At national and council level, we need more suitable housing. Regeneration is coming slowly to our area, bringing anxiety and disruption with it, sadly. At the GP surgery, however, we have stopped seeing the families who were moved into the newly built flats that replace the tower blocks, as they have experienced a reduction or an end to atopic diseases, along with the stress and even domestic violence that can be concomitant.

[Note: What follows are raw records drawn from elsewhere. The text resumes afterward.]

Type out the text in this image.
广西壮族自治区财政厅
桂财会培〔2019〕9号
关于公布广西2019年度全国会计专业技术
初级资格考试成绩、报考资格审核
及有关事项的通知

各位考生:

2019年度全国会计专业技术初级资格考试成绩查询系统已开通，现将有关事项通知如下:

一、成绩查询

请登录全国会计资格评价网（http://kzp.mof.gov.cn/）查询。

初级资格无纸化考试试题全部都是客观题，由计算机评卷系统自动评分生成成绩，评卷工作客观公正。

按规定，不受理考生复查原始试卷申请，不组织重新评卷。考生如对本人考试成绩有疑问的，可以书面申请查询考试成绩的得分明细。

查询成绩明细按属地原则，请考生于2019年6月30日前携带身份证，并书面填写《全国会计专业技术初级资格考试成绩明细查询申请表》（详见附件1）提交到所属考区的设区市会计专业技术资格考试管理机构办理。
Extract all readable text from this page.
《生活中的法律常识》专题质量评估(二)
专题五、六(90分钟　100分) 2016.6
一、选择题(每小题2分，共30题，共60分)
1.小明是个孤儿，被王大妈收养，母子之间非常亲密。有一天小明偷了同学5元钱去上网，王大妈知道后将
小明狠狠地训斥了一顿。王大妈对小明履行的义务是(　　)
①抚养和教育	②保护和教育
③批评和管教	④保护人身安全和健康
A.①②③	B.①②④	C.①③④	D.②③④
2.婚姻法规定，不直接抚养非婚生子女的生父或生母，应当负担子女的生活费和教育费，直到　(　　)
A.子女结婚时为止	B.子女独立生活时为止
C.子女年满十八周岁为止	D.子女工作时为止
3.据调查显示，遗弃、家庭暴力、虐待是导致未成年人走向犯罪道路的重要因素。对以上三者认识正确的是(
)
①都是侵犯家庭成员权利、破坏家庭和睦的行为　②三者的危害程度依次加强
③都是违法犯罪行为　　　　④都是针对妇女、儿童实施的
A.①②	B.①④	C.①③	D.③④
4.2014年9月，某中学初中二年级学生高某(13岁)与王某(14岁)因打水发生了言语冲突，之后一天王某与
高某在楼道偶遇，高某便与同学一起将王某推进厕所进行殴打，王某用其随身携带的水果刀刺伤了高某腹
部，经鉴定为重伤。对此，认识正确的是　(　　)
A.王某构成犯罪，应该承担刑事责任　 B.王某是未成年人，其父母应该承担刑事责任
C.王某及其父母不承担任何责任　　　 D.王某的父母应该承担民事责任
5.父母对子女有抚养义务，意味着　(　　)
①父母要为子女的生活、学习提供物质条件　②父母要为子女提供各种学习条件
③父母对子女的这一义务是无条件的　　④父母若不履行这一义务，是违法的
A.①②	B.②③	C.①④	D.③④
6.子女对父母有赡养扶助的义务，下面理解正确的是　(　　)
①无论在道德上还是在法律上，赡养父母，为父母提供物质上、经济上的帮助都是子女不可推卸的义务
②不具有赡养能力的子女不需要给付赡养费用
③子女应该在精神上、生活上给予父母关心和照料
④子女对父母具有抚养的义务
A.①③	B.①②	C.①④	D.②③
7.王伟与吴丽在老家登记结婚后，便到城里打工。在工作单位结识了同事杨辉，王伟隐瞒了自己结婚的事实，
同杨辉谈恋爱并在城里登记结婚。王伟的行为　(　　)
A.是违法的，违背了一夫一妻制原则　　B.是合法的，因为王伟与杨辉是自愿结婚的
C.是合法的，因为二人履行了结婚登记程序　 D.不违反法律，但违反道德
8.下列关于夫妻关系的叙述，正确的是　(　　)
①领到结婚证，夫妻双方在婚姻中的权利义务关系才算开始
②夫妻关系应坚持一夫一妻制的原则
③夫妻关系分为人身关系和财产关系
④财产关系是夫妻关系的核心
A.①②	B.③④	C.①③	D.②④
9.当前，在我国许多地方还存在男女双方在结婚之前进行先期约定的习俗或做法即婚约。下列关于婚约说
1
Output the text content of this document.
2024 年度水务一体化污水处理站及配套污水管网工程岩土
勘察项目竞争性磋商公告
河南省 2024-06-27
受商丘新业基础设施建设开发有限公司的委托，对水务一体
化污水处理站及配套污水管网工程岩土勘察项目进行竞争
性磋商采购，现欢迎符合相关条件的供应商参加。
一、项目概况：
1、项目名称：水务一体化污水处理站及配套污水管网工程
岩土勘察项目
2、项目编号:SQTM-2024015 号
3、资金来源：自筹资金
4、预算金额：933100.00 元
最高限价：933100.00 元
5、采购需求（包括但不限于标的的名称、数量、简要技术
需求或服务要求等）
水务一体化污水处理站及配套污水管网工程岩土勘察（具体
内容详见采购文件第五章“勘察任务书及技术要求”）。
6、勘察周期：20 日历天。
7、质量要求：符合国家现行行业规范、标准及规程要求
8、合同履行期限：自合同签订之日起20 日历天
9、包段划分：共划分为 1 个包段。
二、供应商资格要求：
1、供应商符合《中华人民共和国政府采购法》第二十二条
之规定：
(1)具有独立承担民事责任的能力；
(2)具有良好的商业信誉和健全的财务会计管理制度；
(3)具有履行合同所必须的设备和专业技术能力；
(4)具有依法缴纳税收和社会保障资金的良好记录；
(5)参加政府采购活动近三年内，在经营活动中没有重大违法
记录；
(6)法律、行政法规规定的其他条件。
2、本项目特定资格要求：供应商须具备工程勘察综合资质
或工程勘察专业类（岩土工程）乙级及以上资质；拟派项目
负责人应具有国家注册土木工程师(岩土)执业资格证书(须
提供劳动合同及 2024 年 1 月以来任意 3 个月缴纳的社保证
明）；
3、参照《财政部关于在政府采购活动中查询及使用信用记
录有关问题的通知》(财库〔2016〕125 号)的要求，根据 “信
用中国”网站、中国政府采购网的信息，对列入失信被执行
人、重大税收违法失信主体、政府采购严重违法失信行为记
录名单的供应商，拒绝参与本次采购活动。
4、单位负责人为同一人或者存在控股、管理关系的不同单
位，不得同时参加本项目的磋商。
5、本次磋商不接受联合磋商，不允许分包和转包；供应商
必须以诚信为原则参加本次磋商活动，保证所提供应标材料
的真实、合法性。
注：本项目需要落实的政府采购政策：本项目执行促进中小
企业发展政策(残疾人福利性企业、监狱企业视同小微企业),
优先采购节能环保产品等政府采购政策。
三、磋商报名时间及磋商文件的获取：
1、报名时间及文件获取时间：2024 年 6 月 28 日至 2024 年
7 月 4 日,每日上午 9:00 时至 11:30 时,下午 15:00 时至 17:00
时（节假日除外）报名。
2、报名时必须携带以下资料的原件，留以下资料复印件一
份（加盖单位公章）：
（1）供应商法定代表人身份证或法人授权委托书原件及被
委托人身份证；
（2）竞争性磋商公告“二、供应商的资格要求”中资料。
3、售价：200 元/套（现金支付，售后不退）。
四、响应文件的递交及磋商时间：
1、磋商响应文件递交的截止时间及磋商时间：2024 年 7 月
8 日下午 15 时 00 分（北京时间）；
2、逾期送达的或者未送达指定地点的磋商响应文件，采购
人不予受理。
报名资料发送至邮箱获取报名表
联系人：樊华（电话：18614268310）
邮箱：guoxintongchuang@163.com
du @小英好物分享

Housing letters are a crucial tool. They tell a patient’s story, are tailored to their experience, validate their suffering, and explain why they are experiencing illness. For patients living in these conditions, fighting a faceless digitalised system is hard enough, but being refused a housing letter from their GP compounds the sense of invalidity and voicelessness. It may be a few lines long, but it is your interpretation of the hours of consultations over years, and publicly declares your belief in this person and understanding of their predicament. If GPs and their colleagues do not provide these statements on the impact of poor housing on health, case by case, who will?

Footnotes

  • This piece was edited on 27 March 2023 to change the title and standfirst and to make some minor formatting changes in the text.